Aujourd’hui, tout se sait. Tout de suite. Immédiatement. Presque toujours à l’avance …
On nous avait fait un pataquès de la « vraie-fausse » interview de PPDA mais ce n’était, déjà à l’époque, qu’une goutte d’eau dans un tonneau des Danaïdes !
Nous sommes face à un puits sans fond et tous les responsables politiques, tous les chefs d’entreprises, tous les syndicalistes, tous ceux qui, de près ou de loin, ont de l’influence ou du pouvoir, se prêtent à ce petit jeu dangereux.

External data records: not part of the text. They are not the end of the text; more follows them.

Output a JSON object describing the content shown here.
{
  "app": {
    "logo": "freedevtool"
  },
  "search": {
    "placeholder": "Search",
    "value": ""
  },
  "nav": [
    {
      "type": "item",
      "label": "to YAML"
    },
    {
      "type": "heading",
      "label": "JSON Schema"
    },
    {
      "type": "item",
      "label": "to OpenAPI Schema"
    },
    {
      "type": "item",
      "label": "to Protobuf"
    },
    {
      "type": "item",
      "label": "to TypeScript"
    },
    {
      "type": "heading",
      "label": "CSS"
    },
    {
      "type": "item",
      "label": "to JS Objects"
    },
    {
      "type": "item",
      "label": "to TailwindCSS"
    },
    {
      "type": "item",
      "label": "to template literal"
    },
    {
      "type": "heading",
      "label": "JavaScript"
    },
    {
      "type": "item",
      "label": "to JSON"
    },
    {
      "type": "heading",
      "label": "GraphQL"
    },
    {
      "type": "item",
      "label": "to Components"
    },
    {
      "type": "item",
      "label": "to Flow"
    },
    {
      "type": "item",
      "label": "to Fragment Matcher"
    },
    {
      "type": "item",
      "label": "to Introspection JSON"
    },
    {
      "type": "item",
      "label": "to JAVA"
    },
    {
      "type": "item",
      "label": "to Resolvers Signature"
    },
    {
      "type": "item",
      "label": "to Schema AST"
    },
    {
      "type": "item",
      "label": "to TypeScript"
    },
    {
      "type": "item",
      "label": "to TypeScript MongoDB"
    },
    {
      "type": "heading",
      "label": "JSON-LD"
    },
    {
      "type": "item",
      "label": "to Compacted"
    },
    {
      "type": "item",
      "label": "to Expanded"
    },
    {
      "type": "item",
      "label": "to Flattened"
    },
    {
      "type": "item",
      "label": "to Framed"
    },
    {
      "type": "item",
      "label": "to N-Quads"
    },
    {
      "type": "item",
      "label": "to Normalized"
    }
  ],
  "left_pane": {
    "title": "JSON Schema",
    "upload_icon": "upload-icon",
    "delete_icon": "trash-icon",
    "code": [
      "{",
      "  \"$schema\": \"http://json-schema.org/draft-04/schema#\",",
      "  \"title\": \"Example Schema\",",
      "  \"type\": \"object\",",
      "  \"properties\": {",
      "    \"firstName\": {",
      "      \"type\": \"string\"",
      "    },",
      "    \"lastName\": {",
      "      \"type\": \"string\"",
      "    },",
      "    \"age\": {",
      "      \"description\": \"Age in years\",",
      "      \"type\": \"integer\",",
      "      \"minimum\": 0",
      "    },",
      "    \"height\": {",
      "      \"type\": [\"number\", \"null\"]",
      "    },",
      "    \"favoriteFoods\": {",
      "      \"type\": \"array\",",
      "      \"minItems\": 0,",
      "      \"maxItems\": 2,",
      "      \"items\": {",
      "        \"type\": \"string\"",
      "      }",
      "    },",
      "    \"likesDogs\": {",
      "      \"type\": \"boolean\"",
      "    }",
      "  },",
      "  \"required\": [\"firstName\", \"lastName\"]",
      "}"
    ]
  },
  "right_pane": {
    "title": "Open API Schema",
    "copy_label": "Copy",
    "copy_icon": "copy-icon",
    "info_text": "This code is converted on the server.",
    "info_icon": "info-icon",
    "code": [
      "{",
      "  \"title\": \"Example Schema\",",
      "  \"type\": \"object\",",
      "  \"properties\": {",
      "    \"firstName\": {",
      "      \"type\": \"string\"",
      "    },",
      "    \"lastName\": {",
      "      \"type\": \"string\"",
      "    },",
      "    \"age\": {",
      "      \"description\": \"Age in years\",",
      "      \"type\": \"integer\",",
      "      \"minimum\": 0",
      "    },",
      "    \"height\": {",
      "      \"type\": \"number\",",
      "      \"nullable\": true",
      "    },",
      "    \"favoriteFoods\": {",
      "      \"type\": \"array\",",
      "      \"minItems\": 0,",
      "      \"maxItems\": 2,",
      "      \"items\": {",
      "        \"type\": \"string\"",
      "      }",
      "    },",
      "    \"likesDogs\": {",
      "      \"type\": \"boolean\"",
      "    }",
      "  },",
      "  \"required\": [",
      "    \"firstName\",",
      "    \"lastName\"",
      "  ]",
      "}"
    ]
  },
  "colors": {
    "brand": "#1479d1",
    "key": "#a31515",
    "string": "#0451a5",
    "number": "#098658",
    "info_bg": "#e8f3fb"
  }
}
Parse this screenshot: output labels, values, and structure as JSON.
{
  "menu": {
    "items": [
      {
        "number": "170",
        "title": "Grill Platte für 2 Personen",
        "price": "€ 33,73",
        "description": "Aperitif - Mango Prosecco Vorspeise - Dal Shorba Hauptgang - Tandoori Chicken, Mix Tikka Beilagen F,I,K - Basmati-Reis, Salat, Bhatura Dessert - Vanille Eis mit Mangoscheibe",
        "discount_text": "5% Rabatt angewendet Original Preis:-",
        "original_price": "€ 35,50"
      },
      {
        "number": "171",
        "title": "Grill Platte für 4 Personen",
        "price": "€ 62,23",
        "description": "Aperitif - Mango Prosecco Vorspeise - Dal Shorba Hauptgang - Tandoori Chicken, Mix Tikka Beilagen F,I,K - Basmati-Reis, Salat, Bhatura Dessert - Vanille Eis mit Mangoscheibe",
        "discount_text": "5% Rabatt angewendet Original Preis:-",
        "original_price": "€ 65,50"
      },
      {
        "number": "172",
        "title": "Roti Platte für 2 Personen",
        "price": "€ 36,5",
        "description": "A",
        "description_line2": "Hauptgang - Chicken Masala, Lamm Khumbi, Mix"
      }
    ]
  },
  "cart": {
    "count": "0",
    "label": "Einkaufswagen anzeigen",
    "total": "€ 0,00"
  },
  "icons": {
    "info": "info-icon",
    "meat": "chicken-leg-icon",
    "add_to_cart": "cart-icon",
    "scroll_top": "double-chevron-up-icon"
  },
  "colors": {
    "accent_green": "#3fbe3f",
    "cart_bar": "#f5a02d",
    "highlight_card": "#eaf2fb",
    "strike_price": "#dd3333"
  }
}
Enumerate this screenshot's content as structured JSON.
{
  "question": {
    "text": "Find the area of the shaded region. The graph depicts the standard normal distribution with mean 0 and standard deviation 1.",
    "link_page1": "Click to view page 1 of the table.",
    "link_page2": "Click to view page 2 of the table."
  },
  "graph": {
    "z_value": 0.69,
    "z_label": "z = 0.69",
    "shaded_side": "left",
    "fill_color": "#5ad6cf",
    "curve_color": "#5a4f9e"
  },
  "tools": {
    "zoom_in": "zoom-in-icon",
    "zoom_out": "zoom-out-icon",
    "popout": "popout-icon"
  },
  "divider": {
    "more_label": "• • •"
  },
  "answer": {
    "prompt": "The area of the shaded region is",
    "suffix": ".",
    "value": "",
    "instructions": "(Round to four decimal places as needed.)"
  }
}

Pas un jour ne se passe sans qu’il y ait moult conférences de presse et le contenu de celles-ci est disponible sur le Web ou parfois même à la radio ou à la TV au moment précis où elles démarrent !
Prenez les candidats à la présidentielle : avant même leur déclaration solennelle la Toile se fait l’écho de déclarations non encore proclamées, la TV et la radio y vont de leur « pronostic » sur le contenu alors qu’ils disposent déjà d’une copie « sous embargo » du discours de tel ou tel.
Le « couac » de l’engagement du ministre de l’Intérieur au sein d’une partie importante des titres de la PQR en est un bon exemple. La déclaration solennelle dans ses terres de François Bayrou en est un autre car, par hasard, tous les médias étaient présents.
Ce qui est vrai en politique l’est aussi dans l’industrie et les services. Certains éditeurs nous parlent de produits logiciels deux ans avant leur sortie effective et celui qui ne sait pas tout d’avance passe pour un vrai ringard.
Sur un autre registre, lors de la première guerre du Golfe, les attaques des Alliés se voyaient en direct, notamment sur les ondes de CNN. Un drôle de jeu vidéo dont l’impact sociologique – pour ne pas dire psychiatrique – est aujourd’hui reconnu chez les jeunes où les esprits influençables.
Les vœux auxquels nous auront droit, le 31 décembre, de la part du chef de l’Etat, seront, sans doute, enregistrés à l’avance et le prompteur que lira Jacques Chirac aura déjà été transmis à la plupart des rédactions des grands médias.
En fait, à force de communiquer, de prévoir, de vouloir imposer une ligne d’idées sinon idéologique, on a vraiment l’impression de vivre sa vie … en constante avant-première !
Tout ce que l’on voit, tout ce que l’on entend, tout ce que l’on lit n’a pas encore eu lieu mais est sur le point de se dérouler. Quand on y réfléchit, cela fait froid dans le dos.
Car l’influence néfaste de cette pensée unique pèse sur une démocratie fragilisée.
Car l’alternative à ce « magma institutionnalisé » ne représente que de suprêmes dangers, des plats que l’Histoire nous a déjà servis aux prix de millions de morts.
Il ne reste plus guère que la blogosphère pour instiller un soupçon d’humanité dans ce qu’il reste de démocrate et de républicain dans nos organisations, nos institutions, nos administrations.